Tuesday, 29 March 2011
Doing Starbucks Differently
It's very easy to make the argument that British society and culture are stultifying and homogenising; talk a walk through your town or city centre and chances are, you will be seeing the same shopfronts as would anybody else walking in their town centres. In terms of cafes, a cursory glance through Doncaster town centre yields Starbucks, Costa and Nero, as does Cambridge. The staff outfits are the same. The tables and chairs are the same. The background music is the same. The drinks are the same.
But the Starbucks experience is different. Starbucks Doncaster and Starbucks Cambridge, despite their aesthetic similarities, each reflect back the characteristics of the micro-cultures and norms of the locations in which they are situated. This irrevocably alters the normative behaviours of Starbucks and, as I found today, subtle differences in expectation alter the ways in which people practice Starbucks.
For me, Starbucks is first and foremost an overpriced, noisy thinking space. The silence of libraries sets off my internal monologues, or even worse my internal singing of Rihanna's 'Unfaithful'. So off I toddle to Starbucks with a backpack full of laptop, books, articles, notepads and my portable foldable lectern (yes, yes, I know).

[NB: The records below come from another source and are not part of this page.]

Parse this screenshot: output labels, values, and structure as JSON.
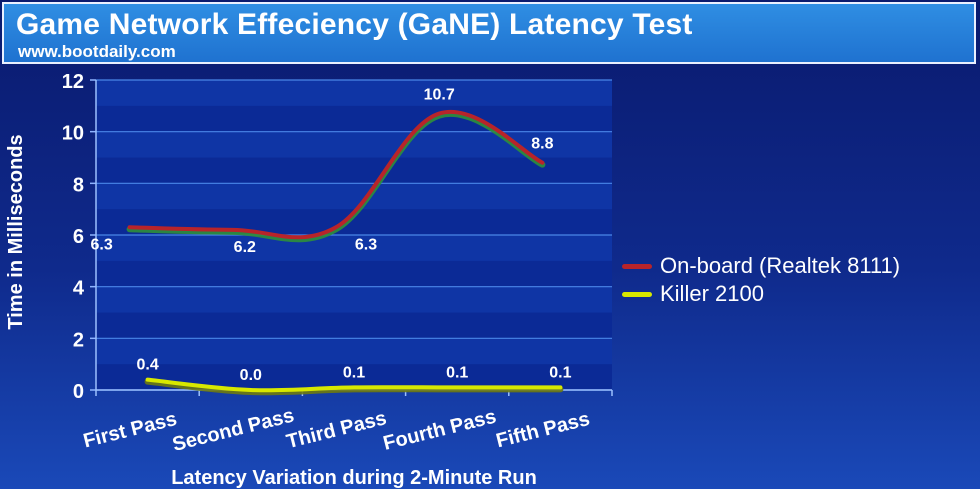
{
  "header": {
    "title": "Game Network Effeciency (GaNE) Latency Test",
    "subtitle": "www.bootdaily.com"
  },
  "colors": {
    "series_realtek": "#b8242a",
    "series_killer": "#d8e800"
  },
  "chart_data": {
    "type": "line",
    "title": "Game Network Effeciency (GaNE) Latency Test",
    "xlabel": "Latency Variation during 2-Minute Run",
    "ylabel": "Time in Milliseconds",
    "categories": [
      "First Pass",
      "Second Pass",
      "Third Pass",
      "Fourth Pass",
      "Fifth Pass"
    ],
    "ylim": [
      0,
      12
    ],
    "yticks": [
      "0",
      "2",
      "4",
      "6",
      "8",
      "10",
      "12"
    ],
    "grid": true,
    "legend_position": "right",
    "series": [
      {
        "name": "On-board (Realtek 8111)",
        "values": [
          6.3,
          6.2,
          6.3,
          10.7,
          8.8
        ],
        "labels": [
          "6.3",
          "6.2",
          "6.3",
          "10.7",
          "8.8"
        ]
      },
      {
        "name": "Killer 2100",
        "values": [
          0.4,
          0.0,
          0.1,
          0.1,
          0.1
        ],
        "labels": [
          "0.4",
          "0.0",
          "0.1",
          "0.1",
          "0.1"
        ]
      }
    ]
  }
}
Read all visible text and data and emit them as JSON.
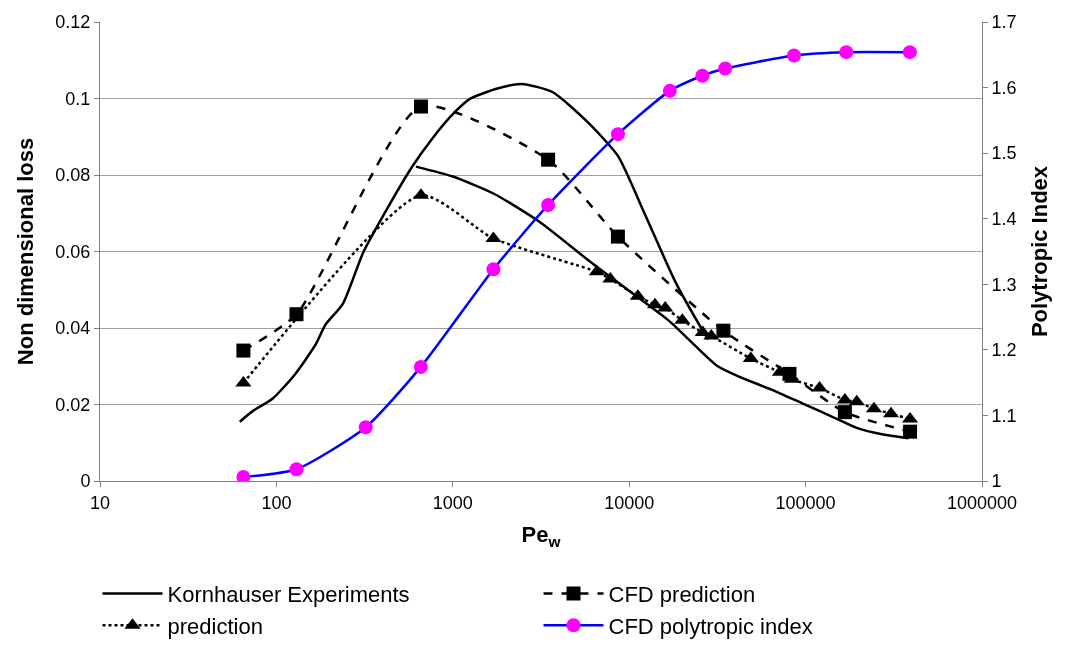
{
  "chart_data": {
    "type": "line",
    "xlabel": "Pe$_{w}$",
    "ylabel": "Non dimensional loss",
    "y2label": "Polytropic Index",
    "log": "x",
    "xlim": [
      10,
      1000000
    ],
    "xticks": [
      10,
      100,
      1000,
      10000,
      100000,
      1000000
    ],
    "ylim": [
      0,
      0.12
    ],
    "yticks": [
      0,
      0.02,
      0.04,
      0.06,
      0.08,
      0.1,
      0.12
    ],
    "y2lim": [
      1,
      1.7
    ],
    "y2ticks": [
      1,
      1.1,
      1.2,
      1.3,
      1.4,
      1.5,
      1.6,
      1.7
    ],
    "grid": "y",
    "legend": "bottom",
    "series": [
      {
        "name": "Kornhauser Experiments",
        "color": "#000000",
        "marker": "none",
        "line_style": "solid",
        "x": [
          62,
          74,
          95,
          127,
          166,
          190,
          238,
          311,
          407,
          583,
          764,
          1000,
          1250,
          1790,
          2450,
          3670,
          5760,
          8630,
          12200,
          18300,
          26100,
          28000,
          null,
          618,
          1000,
          1710,
          3070,
          5760,
          8560,
          16700,
          31300,
          40900,
          64000,
          95700,
          137000,
          195000,
          280000,
          383000
        ],
        "values": [
          0.0155,
          0.0184,
          0.0215,
          0.0278,
          0.0355,
          0.0409,
          0.0463,
          0.0598,
          0.0697,
          0.0819,
          0.0895,
          0.0959,
          0.0999,
          0.1026,
          0.1038,
          0.1017,
          0.094,
          0.085,
          0.07,
          0.052,
          0.0393,
          0.037,
          null,
          0.0822,
          0.0796,
          0.0751,
          0.0679,
          0.058,
          0.052,
          0.042,
          0.0302,
          0.0275,
          0.0239,
          0.0203,
          0.0171,
          0.0139,
          0.0121,
          0.0112
        ]
      },
      {
        "name": "CFD prediction",
        "color": "#000000",
        "marker": "square",
        "line_style": "dashed",
        "x": [
          65,
          130,
          660,
          3470,
          8630,
          34200,
          81000,
          167000,
          391000
        ],
        "values": [
          0.0341,
          0.0436,
          0.0979,
          0.084,
          0.0639,
          0.0393,
          0.028,
          0.018,
          0.0129
        ]
      },
      {
        "name": "prediction",
        "color": "#000000",
        "marker": "triangle",
        "line_style": "dotted",
        "x": [
          65,
          660,
          1700,
          6550,
          7820,
          11200,
          14000,
          16000,
          20000,
          26100,
          29200,
          48900,
          71400,
          83600,
          120000,
          167000,
          195000,
          244000,
          305000,
          391000
        ],
        "values": [
          0.0256,
          0.0747,
          0.0634,
          0.0547,
          0.0528,
          0.0483,
          0.0461,
          0.0452,
          0.042,
          0.0388,
          0.0379,
          0.032,
          0.0284,
          0.0266,
          0.0243,
          0.0212,
          0.0207,
          0.0189,
          0.0176,
          0.0162
        ]
      },
      {
        "name": "CFD polytropic index",
        "color": "#0000ff",
        "colors": [
          "#ff00ff",
          "#ff00ff",
          "#ff00ff",
          "#ff00ff",
          "#ff00ff",
          "#ff00ff",
          "#ff00ff",
          "#ff00ff",
          "#ff00ff",
          "#ff00ff",
          "#ff00ff",
          "#ff00ff",
          "#ff00ff"
        ],
        "marker": "circle",
        "line_style": "solid",
        "axis": "y2",
        "x": [
          65,
          130,
          321,
          659,
          1700,
          3470,
          8630,
          17000,
          26000,
          35000,
          86000,
          170000,
          390000
        ],
        "values": [
          1.006,
          1.018,
          1.082,
          1.174,
          1.323,
          1.421,
          1.529,
          1.595,
          1.618,
          1.629,
          1.649,
          1.654,
          1.654
        ]
      }
    ]
  }
}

In the Cambridge Starbucks on Market Square, you can go in for your morning coffee at 8am, safe in the knowledge that it will be packed out with students. People's shoes come off as they settle themselves, mocha in hand, for a cross-legged power-read of Austen, or Bourdieu or whoever. If the music stopped, all you would hear is the scribbling of pen and paper and the whirring of laptops - the soundtrack to a lecture hall. Buying your 8am coffee and croissant justifies your occupation of a table for the rest of the morning. Friends work together in silence, each doing their own work.
I naively entered Doncaster Starbucks today with similar expectations. I skulked around the store in the quest to find plugsockets and was alarmed to find there were only 3. I got a Chai Latte and perched myself at a table, plugged in my laptop, whipped out my two notebooks and placed them on a chair. I would have benefitted from the lectern, but I knew it would cause too much of a fuss. I became aware, as I worked away, that I was receiving quite hostile glares from other customers, as if to ask why I thought I could monopolise a table with my books. People stick around in Starbucks far less in Donk than in Cam; they drink it down and leave.
On Maslow's hierarchy, Doncaster Starbucks satisfies the physiological need, whereas in Cambridge Starbucks it is all about self-actualisation.
Ultimately, this reflects the way in which citizens of each town utilise and interact with their built environment. For the Cambridge students, whose disposable income is boosted either by parents or by bursaries, the town centre isn't just a place full of shops but is the place where they live, learn, sleep, socialise and rest. Thus, in Starbucks as one of the few places,there are a multiplicity of functions that can be served.
But for Doncaster, the town centre represents solely a place of commerce. Shopping is not conducive to leisure, certainly not to leisurely academia. The way in which Starbucks is used is as a break between shops.
This explains why people looked at me today as though I was a table-hogging twat.